もう一つ、適性検査を取り入れて良かったと感じているのは、採用のためだけでなく、入社後の配属やマネジメントにも活用できることです。性格傾向やストレス耐性のデータがあれば、「この人にはどんな声かけが響きやすいか」「どんな業務の任せ方が力を発揮しやすいか」といった、育成・定着の場面でもヒントとして役立ちます。適性検査は採用の入口だけでなく、入社後の関わり方を考えるための共通言語にもなるのです。

今日からできる具体アクション

  • ①次の選考から、面接だけに頼らず適性検査の導入を検討してみる――適性検査CUBICのような客観的なデータを、面接の「補助線」として使ってみてください。
  • ②面接前に検査結果に目を通し、深掘りすべきポイントを絞り込む――限られた面接時間を、本当に確認すべきことに集中させられます。
  • ③採用後、検査結果と実際の働きぶりを見比べてみる――自法人にとって「活躍しやすい人物傾向」が見えてくれば、次回以降の選考基準がさらに磨かれます。

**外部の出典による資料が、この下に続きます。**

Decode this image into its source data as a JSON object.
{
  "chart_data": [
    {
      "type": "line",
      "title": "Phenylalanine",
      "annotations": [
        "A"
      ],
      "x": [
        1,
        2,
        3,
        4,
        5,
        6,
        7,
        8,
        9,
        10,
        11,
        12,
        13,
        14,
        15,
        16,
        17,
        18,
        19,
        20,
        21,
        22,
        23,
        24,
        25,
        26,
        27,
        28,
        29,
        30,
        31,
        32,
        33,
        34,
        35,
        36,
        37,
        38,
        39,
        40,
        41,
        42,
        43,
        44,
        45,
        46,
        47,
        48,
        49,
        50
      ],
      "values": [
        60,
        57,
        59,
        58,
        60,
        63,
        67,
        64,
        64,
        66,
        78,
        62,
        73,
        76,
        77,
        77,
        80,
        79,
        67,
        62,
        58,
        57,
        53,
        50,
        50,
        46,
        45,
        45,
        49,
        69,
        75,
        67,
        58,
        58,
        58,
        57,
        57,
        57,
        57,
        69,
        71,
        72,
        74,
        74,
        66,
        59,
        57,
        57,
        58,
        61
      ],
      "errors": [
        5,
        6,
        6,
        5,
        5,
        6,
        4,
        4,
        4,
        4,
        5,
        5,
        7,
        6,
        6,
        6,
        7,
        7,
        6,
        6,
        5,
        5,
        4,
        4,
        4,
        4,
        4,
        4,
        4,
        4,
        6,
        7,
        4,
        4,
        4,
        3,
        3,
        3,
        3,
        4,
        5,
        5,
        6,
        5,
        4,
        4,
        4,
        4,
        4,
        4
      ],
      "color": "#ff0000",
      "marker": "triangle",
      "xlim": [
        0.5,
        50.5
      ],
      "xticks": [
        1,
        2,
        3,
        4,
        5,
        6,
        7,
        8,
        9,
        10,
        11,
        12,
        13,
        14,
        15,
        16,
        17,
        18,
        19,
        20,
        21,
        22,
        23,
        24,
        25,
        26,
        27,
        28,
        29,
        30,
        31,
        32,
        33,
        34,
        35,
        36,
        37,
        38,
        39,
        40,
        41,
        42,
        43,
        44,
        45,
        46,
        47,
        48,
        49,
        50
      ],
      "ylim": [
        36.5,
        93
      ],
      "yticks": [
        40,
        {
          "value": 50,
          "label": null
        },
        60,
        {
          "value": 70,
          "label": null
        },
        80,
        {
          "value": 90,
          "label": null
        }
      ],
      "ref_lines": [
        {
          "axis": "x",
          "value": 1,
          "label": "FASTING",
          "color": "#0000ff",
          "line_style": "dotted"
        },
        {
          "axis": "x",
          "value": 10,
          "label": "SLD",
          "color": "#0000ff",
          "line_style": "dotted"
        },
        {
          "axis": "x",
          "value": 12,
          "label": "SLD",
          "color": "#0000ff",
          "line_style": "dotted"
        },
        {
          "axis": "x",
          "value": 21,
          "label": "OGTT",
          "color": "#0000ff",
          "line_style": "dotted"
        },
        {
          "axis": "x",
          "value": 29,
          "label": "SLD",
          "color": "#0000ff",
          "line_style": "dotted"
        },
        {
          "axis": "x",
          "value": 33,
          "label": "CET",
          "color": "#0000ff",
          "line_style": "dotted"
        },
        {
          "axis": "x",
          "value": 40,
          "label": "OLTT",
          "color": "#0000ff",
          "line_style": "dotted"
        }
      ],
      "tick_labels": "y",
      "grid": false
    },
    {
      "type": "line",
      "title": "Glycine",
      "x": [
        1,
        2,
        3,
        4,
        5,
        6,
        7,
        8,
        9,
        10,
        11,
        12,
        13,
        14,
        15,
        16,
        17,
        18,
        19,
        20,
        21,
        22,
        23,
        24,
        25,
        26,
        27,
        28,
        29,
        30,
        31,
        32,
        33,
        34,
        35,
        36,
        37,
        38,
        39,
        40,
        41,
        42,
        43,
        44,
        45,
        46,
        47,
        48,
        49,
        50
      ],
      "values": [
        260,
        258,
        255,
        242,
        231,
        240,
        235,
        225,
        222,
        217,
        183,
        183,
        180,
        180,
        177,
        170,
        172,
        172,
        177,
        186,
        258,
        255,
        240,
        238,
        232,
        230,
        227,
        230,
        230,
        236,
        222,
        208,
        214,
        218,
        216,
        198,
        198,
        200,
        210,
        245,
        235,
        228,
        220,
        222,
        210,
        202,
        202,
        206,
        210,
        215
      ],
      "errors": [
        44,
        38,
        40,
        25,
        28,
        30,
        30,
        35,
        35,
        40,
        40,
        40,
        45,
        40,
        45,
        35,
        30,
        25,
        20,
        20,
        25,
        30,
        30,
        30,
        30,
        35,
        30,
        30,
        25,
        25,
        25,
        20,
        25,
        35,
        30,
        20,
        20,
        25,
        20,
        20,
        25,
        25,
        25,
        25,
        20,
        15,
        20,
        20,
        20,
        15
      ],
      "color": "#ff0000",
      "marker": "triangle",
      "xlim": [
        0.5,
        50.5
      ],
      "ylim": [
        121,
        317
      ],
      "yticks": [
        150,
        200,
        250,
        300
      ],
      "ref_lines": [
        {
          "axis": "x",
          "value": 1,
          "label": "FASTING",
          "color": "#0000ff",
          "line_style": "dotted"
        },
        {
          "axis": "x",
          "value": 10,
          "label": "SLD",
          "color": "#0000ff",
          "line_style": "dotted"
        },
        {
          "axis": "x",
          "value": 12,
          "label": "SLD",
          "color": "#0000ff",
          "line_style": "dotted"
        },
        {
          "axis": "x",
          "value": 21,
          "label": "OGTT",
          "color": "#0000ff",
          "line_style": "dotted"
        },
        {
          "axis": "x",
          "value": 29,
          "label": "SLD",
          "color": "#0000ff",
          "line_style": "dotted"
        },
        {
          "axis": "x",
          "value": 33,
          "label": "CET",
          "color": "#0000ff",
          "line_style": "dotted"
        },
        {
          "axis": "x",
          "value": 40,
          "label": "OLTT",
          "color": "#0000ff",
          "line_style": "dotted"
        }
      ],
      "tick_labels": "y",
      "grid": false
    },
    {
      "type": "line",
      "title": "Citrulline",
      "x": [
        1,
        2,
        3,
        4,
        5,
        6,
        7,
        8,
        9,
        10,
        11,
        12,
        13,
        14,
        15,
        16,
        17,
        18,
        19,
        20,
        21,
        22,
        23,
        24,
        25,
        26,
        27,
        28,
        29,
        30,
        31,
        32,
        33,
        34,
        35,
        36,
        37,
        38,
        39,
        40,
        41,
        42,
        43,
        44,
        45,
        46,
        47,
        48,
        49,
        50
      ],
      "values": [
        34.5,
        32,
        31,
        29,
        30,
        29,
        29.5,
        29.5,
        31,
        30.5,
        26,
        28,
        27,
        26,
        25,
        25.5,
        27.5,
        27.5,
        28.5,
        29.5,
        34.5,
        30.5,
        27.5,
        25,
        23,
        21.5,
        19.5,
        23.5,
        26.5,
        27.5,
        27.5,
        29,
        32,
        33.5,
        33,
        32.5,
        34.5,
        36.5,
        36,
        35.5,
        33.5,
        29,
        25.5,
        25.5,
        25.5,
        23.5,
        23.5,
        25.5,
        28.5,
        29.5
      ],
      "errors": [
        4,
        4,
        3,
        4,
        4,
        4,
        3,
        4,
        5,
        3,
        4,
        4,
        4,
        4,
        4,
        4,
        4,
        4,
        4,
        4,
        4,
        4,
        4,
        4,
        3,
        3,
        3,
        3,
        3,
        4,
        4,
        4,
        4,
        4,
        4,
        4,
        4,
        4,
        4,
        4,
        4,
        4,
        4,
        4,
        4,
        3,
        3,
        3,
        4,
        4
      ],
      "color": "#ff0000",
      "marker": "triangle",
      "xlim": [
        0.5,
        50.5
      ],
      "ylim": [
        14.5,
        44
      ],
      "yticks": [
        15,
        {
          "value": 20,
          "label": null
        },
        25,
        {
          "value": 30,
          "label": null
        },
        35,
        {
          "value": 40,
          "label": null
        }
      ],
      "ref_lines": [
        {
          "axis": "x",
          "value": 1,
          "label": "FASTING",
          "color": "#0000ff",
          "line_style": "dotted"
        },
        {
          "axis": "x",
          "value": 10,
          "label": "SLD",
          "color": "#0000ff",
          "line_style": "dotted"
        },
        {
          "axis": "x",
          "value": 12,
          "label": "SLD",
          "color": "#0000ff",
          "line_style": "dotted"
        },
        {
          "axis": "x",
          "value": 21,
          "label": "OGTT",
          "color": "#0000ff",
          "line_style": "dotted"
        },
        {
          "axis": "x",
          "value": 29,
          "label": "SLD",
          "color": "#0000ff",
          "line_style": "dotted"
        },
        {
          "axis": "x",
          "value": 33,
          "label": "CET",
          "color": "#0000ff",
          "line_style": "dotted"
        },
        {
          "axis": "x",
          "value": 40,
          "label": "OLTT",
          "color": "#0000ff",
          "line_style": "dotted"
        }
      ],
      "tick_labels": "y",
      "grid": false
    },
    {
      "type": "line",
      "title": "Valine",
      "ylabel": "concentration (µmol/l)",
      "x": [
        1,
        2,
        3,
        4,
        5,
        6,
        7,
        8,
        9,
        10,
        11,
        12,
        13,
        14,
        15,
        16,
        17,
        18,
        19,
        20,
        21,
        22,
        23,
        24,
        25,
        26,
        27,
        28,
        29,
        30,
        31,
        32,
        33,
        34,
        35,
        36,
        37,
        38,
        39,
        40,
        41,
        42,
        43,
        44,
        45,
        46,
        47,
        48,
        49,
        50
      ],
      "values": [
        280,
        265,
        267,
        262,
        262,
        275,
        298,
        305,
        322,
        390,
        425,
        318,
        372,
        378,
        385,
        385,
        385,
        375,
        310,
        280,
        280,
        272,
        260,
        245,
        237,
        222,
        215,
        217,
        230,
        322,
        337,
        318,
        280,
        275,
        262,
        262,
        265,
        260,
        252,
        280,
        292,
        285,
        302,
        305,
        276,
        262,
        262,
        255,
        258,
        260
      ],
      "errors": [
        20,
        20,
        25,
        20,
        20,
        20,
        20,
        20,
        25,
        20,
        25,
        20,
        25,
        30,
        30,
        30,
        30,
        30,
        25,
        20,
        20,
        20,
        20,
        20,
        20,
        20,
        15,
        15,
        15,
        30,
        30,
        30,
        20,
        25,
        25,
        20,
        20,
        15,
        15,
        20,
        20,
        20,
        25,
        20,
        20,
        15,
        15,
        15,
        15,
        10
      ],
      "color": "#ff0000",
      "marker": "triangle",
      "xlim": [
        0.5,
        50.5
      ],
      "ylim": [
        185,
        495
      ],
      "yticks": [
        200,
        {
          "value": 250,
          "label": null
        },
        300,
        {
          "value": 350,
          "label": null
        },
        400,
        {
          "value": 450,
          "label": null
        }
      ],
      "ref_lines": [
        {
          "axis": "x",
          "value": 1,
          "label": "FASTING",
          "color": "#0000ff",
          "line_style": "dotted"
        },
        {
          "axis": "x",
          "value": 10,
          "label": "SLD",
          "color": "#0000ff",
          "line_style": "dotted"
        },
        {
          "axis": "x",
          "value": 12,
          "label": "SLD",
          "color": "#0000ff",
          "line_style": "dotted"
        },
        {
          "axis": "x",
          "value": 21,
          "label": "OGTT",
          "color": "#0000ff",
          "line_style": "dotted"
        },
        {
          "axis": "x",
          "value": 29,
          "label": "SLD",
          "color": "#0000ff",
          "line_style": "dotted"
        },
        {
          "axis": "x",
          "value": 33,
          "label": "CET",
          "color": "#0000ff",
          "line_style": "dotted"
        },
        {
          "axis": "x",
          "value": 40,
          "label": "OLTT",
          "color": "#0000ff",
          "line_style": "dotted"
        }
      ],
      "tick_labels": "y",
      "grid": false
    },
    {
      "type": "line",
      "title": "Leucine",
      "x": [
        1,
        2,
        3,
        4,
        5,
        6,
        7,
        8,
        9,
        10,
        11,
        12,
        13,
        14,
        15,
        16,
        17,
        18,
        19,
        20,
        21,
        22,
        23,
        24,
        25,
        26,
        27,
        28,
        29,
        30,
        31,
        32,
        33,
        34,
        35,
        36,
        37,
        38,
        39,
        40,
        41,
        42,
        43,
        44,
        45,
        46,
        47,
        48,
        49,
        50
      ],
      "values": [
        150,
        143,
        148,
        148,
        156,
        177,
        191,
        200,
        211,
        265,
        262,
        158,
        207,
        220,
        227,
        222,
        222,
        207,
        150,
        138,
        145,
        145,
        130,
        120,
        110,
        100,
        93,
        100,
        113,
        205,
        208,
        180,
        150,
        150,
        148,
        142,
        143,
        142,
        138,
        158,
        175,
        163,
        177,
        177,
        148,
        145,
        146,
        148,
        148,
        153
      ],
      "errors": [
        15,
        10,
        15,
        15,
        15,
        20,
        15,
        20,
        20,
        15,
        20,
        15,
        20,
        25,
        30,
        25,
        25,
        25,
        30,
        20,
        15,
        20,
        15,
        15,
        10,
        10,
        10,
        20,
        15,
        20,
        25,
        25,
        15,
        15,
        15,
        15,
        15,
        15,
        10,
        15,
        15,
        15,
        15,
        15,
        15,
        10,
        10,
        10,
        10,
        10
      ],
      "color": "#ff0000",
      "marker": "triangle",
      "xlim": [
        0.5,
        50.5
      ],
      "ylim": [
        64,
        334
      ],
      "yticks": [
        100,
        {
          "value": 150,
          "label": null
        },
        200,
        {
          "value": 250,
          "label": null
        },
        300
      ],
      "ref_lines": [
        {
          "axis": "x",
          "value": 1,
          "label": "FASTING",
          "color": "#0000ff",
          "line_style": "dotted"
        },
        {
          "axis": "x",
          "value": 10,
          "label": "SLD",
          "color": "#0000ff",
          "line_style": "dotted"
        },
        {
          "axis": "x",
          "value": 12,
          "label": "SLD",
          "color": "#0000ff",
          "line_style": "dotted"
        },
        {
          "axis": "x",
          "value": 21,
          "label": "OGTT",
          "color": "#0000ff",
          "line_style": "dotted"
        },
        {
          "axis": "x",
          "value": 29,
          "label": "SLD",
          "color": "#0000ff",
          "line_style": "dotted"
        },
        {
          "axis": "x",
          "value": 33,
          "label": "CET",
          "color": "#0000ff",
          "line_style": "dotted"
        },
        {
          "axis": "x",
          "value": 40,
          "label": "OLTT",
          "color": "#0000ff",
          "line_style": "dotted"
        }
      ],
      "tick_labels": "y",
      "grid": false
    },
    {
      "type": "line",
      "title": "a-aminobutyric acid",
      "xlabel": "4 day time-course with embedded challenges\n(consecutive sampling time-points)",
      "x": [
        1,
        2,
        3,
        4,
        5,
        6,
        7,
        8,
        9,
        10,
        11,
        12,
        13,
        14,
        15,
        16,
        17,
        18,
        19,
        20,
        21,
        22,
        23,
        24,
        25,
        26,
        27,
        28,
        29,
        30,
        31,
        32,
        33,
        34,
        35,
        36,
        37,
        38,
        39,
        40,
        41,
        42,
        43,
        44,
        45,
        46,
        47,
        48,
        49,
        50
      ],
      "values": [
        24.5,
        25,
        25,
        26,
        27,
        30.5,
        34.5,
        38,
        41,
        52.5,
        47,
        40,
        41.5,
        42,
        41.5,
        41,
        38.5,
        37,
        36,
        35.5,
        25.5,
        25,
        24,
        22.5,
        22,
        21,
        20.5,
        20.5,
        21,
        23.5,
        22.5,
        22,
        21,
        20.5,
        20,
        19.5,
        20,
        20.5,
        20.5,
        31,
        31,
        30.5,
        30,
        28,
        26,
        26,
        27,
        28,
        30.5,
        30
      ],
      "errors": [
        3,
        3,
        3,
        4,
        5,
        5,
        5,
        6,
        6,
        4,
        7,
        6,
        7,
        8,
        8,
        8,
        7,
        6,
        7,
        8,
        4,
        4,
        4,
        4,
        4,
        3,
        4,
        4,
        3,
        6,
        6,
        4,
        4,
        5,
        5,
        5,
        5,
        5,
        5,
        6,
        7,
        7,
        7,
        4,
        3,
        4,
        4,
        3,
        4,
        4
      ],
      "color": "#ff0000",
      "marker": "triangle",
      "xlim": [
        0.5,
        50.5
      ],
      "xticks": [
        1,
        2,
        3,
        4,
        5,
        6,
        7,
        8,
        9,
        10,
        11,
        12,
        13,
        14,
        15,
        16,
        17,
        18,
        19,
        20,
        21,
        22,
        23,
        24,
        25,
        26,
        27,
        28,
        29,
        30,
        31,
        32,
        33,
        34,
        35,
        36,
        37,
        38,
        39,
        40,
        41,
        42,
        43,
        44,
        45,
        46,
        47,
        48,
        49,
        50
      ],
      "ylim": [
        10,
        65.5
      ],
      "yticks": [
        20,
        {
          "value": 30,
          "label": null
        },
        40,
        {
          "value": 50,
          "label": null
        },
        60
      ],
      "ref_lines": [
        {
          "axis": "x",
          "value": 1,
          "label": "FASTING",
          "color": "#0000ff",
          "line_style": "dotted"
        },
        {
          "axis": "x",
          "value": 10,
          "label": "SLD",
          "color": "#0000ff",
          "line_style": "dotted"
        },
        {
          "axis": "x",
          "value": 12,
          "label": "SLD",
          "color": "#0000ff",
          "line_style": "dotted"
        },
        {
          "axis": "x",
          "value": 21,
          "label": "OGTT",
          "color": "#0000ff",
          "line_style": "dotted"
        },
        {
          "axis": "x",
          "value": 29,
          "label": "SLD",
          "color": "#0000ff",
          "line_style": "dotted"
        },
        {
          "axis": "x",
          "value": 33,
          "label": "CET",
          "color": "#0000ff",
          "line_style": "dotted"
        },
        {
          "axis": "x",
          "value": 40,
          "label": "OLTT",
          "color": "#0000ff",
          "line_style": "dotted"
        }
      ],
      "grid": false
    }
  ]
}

いきなりすべての選考プロセスを変える必要はありません。まずは1つの求人、1人の候補者から試してみるだけでも、これまで面接だけでは気づけなかった発見があるはずです。

面接官の経験と勘は、これからも採用における大切な財産です。そこに客観的なデータという武器を加えることで、採用の精度は着実に高まっていきます。

もちろん、適性検査の結果がすべてではありません。数値だけを鵜呑みにして「基準に満たないから不採用」と機械的に判断してしまっては、面接で感じた候補者の熱意や人柄を見落としてしまいます。適性検査はあくまで判断材料の一つであり、最終的に人を見極めるのは、これまでどおり人事担当者自身の役割です。データと対話、その両方を大切にする姿勢が、結果的にミスマッチの少ない採用につながっていくのだと思います。

まとめ

「面接の印象が良かったから採用した」その判断が間違っていたとは限りません。ただ、その印象だけに頼るのではなく、客観的なデータで裏付ける、あるいは見落としに気づく仕組みを持っておくことが、これからの採用には欠かせないと感じています。適性検査CUBICのようなツールをうまく活用しながら、勘と根拠の両方を大事にする採用を、今日から早速使っていきましょう。